Dabei waren schon die Sanktionsdrohungen der Vergangenheit wirksam. So führte etwa schon die Androhung von Strafen dazu, dass die Schweizer Firma Allseas, die mit Spezialschiffen Rohre in der Ostsee verlegt hatte, die Arbeiten Ende 2019 einstellte. Das norwegische Zertifizierungs-Unternehmen DNV GL bestätigte am Montag den Rückzug aus dem Projekt. Laut "Bild"-Zeitung hat sich auch das deutsche Unternehmen Bilfinger
Sollten die USA der Ankündigung folgen, wäre es das erste Mal, dass ein konkretes Unternehmen auf Grundlage der US-Sanktionsgesetze gegen Nord Stream 2 auch tatsächlich bestraft wird.

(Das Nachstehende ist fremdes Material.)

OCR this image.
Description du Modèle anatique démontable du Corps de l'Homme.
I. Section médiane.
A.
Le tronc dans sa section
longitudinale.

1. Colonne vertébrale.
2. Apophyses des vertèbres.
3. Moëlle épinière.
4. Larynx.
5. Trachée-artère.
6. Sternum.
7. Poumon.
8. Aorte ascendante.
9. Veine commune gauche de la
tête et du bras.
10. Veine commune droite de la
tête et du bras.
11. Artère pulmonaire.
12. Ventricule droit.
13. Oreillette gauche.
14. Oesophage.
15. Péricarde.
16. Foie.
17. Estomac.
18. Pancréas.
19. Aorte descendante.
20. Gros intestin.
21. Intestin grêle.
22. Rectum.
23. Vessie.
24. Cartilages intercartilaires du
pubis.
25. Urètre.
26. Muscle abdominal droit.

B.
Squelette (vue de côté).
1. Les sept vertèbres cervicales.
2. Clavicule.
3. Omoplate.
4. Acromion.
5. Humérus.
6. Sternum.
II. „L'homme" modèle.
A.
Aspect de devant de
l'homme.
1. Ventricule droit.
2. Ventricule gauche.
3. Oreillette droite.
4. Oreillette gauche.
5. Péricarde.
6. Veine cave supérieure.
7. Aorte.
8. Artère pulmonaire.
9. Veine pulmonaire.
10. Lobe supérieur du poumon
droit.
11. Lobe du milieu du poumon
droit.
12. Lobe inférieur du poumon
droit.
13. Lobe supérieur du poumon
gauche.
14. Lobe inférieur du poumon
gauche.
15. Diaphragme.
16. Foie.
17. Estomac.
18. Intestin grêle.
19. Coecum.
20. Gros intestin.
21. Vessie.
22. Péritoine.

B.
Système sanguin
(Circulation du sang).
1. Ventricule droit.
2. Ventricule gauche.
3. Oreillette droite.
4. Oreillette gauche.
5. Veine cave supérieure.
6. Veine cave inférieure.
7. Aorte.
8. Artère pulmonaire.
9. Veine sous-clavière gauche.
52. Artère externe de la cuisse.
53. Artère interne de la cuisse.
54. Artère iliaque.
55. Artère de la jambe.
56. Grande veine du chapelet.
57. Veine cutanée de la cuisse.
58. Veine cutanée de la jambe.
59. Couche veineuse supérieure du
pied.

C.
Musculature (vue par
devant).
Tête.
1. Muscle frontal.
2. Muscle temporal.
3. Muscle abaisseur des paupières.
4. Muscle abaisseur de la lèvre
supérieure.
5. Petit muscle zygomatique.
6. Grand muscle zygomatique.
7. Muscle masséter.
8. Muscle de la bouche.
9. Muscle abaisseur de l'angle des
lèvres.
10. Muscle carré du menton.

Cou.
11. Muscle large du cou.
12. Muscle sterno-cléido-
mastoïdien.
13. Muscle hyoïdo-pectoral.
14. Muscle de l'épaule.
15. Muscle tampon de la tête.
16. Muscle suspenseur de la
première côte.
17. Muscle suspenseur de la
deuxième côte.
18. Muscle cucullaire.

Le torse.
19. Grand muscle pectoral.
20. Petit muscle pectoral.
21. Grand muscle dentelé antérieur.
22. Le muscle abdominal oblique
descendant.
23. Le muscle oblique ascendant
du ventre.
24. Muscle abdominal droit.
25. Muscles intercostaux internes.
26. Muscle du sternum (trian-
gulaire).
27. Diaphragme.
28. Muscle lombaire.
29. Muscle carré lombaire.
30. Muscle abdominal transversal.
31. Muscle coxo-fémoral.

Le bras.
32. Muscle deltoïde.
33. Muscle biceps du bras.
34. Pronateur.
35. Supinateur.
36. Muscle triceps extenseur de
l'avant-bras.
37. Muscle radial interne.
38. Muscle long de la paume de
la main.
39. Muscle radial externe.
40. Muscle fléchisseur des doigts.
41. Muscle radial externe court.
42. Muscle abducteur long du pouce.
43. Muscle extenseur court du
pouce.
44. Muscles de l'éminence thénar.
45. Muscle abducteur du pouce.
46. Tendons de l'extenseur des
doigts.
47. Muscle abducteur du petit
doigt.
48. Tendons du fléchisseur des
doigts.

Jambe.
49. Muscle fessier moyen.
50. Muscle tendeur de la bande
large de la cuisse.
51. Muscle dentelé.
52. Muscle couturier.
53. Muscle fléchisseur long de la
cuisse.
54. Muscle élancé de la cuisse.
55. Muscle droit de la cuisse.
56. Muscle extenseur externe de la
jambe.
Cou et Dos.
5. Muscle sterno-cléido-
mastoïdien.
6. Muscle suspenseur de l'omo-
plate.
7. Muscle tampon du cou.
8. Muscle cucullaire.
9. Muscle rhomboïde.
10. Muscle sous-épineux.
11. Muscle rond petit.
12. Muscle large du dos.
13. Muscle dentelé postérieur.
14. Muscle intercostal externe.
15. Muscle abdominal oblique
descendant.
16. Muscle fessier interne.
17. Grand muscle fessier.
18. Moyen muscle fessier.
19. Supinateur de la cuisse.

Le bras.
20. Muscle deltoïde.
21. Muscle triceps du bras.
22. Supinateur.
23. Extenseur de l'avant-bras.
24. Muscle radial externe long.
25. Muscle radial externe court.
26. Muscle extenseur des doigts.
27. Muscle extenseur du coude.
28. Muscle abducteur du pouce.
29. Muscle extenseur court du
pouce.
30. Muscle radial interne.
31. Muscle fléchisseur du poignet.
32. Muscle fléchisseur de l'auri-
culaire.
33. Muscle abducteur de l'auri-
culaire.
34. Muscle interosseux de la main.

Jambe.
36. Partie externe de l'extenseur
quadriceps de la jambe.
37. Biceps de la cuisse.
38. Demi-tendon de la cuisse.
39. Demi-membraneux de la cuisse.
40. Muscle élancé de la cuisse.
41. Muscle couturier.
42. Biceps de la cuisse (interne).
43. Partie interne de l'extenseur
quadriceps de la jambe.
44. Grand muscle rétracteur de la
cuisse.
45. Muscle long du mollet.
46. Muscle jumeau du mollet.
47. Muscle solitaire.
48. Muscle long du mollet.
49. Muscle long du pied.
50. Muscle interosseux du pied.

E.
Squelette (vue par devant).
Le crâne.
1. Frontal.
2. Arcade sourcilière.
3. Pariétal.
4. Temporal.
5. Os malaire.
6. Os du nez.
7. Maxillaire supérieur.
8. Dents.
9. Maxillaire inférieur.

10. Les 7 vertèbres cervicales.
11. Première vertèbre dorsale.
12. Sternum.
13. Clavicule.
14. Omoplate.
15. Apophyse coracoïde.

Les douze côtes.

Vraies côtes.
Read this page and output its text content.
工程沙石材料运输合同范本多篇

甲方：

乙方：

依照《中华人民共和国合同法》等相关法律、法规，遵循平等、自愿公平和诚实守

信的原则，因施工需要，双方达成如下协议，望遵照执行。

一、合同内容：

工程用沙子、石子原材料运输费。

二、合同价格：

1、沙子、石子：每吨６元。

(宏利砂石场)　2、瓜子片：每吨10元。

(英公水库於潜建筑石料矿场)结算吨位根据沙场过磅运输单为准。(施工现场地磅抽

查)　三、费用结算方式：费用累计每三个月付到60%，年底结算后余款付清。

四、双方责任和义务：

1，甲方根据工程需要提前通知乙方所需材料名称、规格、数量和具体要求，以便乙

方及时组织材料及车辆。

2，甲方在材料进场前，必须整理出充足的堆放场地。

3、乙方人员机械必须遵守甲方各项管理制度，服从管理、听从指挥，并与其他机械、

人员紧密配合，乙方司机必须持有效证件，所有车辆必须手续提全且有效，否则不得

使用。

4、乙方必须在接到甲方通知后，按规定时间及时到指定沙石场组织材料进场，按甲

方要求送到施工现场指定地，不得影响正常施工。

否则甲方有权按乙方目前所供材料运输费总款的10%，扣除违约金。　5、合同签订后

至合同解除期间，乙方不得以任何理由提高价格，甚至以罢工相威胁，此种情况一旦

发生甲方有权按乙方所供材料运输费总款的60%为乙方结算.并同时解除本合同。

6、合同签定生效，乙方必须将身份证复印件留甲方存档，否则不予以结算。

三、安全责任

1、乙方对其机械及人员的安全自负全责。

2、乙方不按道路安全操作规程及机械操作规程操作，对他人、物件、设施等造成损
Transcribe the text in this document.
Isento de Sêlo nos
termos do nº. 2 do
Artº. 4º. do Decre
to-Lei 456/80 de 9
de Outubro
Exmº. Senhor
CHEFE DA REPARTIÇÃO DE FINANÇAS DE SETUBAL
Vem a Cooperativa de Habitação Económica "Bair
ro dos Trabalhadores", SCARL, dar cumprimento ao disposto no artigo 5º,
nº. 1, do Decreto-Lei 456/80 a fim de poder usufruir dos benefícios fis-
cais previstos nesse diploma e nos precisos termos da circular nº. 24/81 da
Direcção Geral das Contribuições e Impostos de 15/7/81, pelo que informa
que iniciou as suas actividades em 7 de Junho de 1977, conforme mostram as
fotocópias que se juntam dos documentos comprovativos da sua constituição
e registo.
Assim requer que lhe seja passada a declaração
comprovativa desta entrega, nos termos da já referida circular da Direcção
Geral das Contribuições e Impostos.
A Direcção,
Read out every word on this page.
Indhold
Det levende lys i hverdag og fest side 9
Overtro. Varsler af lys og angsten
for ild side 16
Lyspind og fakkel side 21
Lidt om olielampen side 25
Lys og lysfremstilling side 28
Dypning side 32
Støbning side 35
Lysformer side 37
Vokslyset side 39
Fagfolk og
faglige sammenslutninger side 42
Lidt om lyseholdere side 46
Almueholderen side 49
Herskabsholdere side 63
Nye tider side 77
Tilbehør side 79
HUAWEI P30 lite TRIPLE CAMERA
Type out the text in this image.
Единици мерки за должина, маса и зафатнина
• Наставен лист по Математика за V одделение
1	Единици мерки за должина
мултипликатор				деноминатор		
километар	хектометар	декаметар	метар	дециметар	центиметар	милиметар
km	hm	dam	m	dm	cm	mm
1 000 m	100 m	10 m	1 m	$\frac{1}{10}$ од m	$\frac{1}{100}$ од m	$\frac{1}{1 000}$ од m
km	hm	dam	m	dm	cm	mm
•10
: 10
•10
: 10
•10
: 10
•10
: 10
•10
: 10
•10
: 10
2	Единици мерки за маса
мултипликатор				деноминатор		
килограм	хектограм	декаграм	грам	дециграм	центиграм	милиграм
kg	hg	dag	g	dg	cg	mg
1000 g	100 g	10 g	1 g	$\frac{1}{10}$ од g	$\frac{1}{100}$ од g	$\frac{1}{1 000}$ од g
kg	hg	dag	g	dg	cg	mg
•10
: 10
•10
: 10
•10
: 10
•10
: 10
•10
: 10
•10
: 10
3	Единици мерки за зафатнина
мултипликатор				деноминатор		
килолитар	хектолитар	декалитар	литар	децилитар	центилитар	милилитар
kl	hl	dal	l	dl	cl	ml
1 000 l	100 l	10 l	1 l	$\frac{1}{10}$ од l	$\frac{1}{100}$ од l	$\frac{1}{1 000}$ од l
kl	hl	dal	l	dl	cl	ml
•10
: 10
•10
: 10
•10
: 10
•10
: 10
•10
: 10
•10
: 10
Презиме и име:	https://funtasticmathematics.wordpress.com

Die USA laufen Sturm gegen die Gas-Pipeline, weil sie eine zu große Abhängigkeit ihrer Partner in Europa von Russland sehen. Unterstützt werden sie von osteuropäischen Staaten wie Polen und den baltischen Ländern. Kritiker werfen den USA dagegen vor, nur ihr Flüssiggas in Europa besser verkaufen zu wollen.
Der Vorsitzende des Bundestags-Wirtschaftsausschusses und Linken-Politiker Klaus Ernst bezweifelte die Wirksamkeit der Sanktionen und forderte Gegenmaßnahmen, etwa Strafzölle auf US-Gasimporte.
Oliver Hermes, Vorsitzender des Ost-Ausschusses teilte mit, die nun angekündigten US-Sanktionen während der letzten Amtstage der Trump-Administration kämen nicht überraschend. Er erteilte wiederholten Forderungen aus der deutschen Politik nach einem Stopp der Pipeline auf Grund der "politischen Großwetterlage" eine Absage und verwies auf Investitionssicherheit und vorliegende Genehmigungen.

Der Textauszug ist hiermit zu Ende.